The little Maid replied,
“Twelve steps or more from my mother’s door,
“And they are side by side.

Sure enough, the poet-narrator flips out and tries to convince her that her siblings are really, really dead. But psychologically and phenomenologically, her dead brother and sister are far more alive than her siblings at sea—who are not only decisively absent, but may soon (may already) be casualties of war with France.
What she demonstrates is that “natural” psychology cannot yield the text of Anglican orthodoxy. The ideological foundations of the Church depend absolutely upon the special kind of absence represented by death, which can only be redeemed by a special kind of return to life, the Resurrection. But this “wildly clad” child of nature, with her “rustic, woodland air,” is immune to the logics of the church, despite the fact that she is living on the property of that esteemed institution.
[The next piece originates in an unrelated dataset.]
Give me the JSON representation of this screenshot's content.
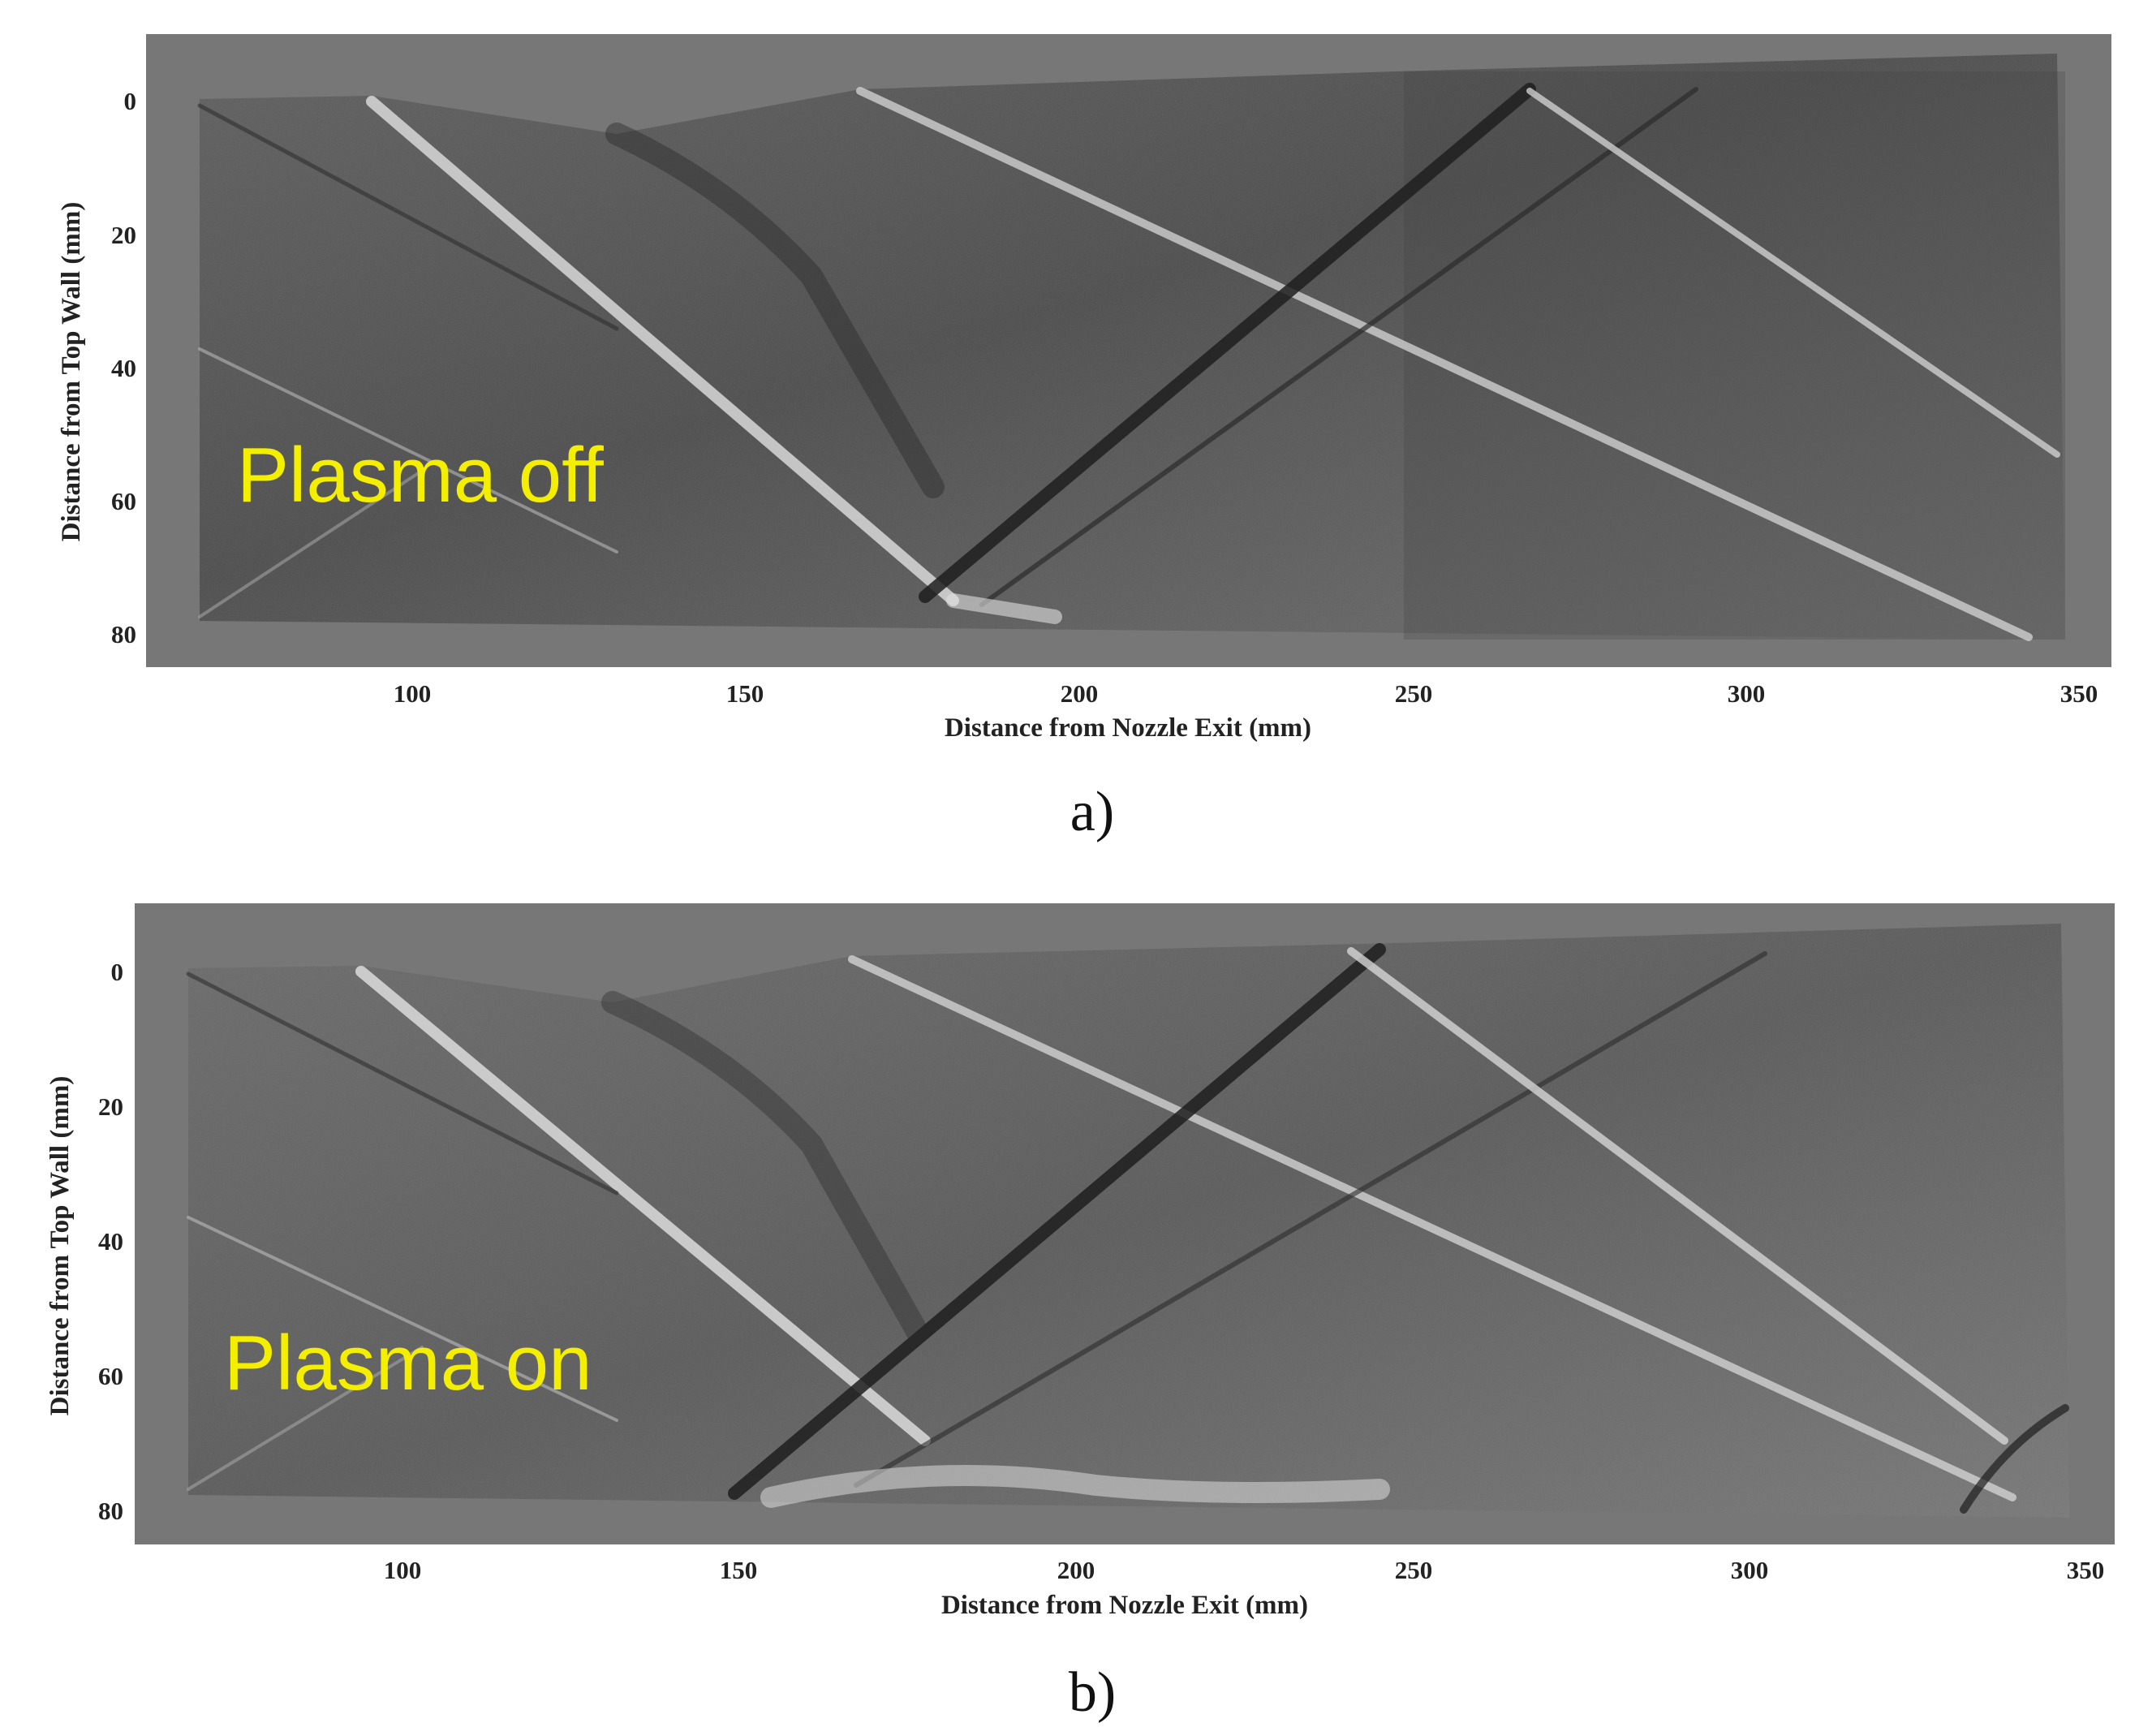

The myth that emerges in “Lucy Gray” is what happens when the little girl of “We are seven” lives on to be integrated into the local community. We have moved from a simple assertion of continuing vitality (“Their graves are green”) to the more elaborate machinery of perdurance that is myth, whose composition has surely required the collective ingenuity of the community. But the refusal of death, and thus of the afterlife in heaven, persists between the two poems, at the respective levels of individual and social psychology. If the Wordsworth persona cannot be persuaded to refuse death its privilege as transcendent absence, that refusal is precisely what he finds in the marginalized and broken rural milieu of Lyrical Ballads, a deeply heterodox world of “natural” belief that does not believe in death.